Restructuring the debt-restructuring process
Willem H. Buiter, Anne Sibert
Sovereign default is common. Ecuador and Venezuela each defaulted ten times between 1800 and 2010, and Greece defaulted five times between its war of independence (1821-1830) and 1932. Russia, Ukraine, Ecuador, Uruguay, and Argentina have all defaulted since 1998.
There once was a time when gunboats were used to resolve such matters. After Venezuela defaulted in 1902, for example, European powers blockaded and shelled its ports. But such methods have been replaced by messy, often-delayed sovereign-debt restructurings that inflict economic pain on both debtors and creditors alike. Few observers doubt that the current method could be vastly improved.
In the more recent past, poorly designed contracts created an opening for so-called vulture firms to take advantage of debtors through the restructuring process. These firms would snatch up a country’s distressed debt at a bargain-bin price, hold out on rescheduling, and go to court to demand repayment in full, reaping fantastic returns if they won.
In one notable instance, Peru issued debt in 1983 that was restructured as dollar-denominated “Brady bonds” in 1996. Having bought some of the prior 1983 debt, the US hedge fund Elliott Management held out on the restructuring, and convinced courts in New York and Brussels that an apparently boilerplate pari passu (“equal footing”) clause in its debt contract meant that Peru must repay the earlier debt on the same terms as the Brady bonds. To avoid a fresh default, Peru was forced to pay Elliott the full value of its defaulted bonds plus interest.
In another episode, Argentina issued debt in 1998 that came due in 2005, whereupon it defaulted and rescheduled. Hoping to retain access to international capital markets, the country made its scheduled payments on its new debt. But NML Capital – an Elliott subsidiary – held out on the rescheduling and persuaded a judge to rule that unless Argentina repaid NML in full, it could not repay anyone else. Unable to do so, Argentina defaulted again in 2014.
Now consider the plight of a hypothetical country that borrowed in the 1990s, fell on hard times, and could not repay its maturing debt. Official creditors were willing to lend to it, but made it clear that their loans were not to be used to bail out earlier lenders. The country had to restructure its debt, but unanimous creditor agreement was impossible; there were holdouts, some of which might be inadvertent, but one of which might be Elliott.
What was this country to do? If the other creditors suspected that the holdouts might be paid off, no deal would be reached; but if the holdouts were not paid, the country might suffer the same fate as Peru or Argentina. Surely, all of this could be avoided if sovereign-debt contracts had stronger collective action clauses (CACs) to facilitate restructuring negotiations by binding all creditors to a qualified-majority vote, thus preventing holdouts from taking the debtor to court.

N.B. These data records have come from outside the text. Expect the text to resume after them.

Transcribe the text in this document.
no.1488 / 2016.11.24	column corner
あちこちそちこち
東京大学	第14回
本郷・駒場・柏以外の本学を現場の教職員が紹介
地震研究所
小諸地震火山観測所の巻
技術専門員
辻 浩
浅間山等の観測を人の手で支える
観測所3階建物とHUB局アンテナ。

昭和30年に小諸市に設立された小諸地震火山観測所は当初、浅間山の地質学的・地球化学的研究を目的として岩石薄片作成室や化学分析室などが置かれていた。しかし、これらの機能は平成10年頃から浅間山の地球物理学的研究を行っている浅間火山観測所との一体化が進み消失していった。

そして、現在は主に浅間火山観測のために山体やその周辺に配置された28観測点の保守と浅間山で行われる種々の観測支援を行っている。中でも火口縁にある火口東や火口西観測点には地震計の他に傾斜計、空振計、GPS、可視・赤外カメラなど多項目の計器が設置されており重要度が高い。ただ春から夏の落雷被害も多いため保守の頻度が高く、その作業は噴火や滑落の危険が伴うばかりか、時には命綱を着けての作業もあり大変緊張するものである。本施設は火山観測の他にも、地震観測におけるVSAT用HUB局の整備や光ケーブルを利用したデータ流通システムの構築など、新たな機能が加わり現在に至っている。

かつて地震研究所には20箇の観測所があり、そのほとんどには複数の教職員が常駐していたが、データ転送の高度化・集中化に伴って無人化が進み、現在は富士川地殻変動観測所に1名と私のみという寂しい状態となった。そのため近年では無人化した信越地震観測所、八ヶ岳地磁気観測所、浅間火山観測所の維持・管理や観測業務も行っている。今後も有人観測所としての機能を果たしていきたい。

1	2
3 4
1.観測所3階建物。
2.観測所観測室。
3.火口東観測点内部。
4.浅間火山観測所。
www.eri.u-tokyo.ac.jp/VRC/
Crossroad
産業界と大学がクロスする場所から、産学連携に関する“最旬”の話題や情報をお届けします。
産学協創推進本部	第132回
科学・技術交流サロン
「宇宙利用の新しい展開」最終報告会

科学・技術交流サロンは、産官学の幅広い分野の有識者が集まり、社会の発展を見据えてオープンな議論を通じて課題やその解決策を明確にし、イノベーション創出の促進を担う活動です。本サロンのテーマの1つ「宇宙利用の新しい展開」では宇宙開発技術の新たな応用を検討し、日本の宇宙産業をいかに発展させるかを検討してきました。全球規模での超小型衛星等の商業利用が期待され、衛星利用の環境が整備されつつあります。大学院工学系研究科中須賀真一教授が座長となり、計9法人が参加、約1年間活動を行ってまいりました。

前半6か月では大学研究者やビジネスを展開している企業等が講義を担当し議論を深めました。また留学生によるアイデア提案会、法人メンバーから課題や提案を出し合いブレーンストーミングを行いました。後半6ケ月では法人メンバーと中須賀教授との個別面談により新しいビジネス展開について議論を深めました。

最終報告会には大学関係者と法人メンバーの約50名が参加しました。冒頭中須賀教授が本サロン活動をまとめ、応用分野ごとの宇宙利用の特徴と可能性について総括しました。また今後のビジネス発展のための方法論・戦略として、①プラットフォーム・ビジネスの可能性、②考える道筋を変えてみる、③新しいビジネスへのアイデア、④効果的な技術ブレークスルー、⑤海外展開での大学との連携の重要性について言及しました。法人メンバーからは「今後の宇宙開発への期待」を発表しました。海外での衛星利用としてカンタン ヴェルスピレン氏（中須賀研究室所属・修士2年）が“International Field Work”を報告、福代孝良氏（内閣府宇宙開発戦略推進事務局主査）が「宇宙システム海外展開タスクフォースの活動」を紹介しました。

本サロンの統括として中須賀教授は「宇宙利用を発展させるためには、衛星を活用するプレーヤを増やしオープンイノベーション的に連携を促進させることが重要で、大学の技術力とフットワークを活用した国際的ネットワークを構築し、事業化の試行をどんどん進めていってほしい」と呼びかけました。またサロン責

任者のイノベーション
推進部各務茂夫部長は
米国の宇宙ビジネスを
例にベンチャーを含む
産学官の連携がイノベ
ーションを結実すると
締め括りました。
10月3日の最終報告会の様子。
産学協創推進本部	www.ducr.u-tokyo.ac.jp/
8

In 2014, following the episodes described above, the International Capital Market Association – representing an array of interests – published model contracts with CACs that allow for restructuring on the basis of a single vote, and that clarify the pari passu clause to avoid the problems faced by Peru and Argentina.
The ICMA’s intent was to overcome the problem of holdouts, and its best option was the single-limb approach, which allows for multiple debt issuances to be resolved with a single supermajority vote. In the event, debtor governments, the International Monetary Fund, and creditors all embraced this innovation, making it the standard for new sovereign issuances (and for all EU sovereign issuances after 2022).
But vulture funds are not the only ones who can read contracts carefully. In debt-restructuring negotiations this year, Argentina used the new fine print to debut a “Pac-Man strategy” (so named for the classic arcade game where the eponymous hero must pick off dots one by one). As a debtor with multiple issuances that could not get a supermajority for a favorable outcome on all its debt at once, Argentina first settled with the creditors who were offering favorable terms. Only after that did it offer a vote for all creditors, improving the terms for the settled creditors slightly, thus boosting its chances of securing a supermajority over the totality of its issuances.
Alternatively, after the first vote, the debtor redesignates enough of the issuances as not being part of the first vote to achieve a supermajority with the rest. It settles with the holders of these issuances, offers them slightly better terms, and holds a new vote with all of the issuances.
How can we avert such shenanigans in the future? Even if we strengthen the contractual framework, debt contracts will always remain incomplete, with loopholes for wily debtors and creditors to find and exploit. Hence, resolving sovereign debt calls for official intervention in the form of a Sovereign Debt Restructuring Mechanism (SDRM), an independent body that would suspend payments during proceedings, protect debtors from creditor sanctions, and allow debtor governments to obtain new financing. It would also have to protect creditor interests, by ruling out methods like the Pac-Man and redesignation strategies. Finally, there would still need to be some mechanism to bind all creditors once a qualified majority of creditors has accepted a deal, as the ICMA has attempted to do with its model CACs.
Ultimately, there is no simple choice between rules and discretion. We need both strong rules and final recourse to the discretion of an SDRM, which could be managed by the IMF, the Bank for International Settlements, or some new entity created specifically for that purpose. It is time to get past the gunboats once and for all.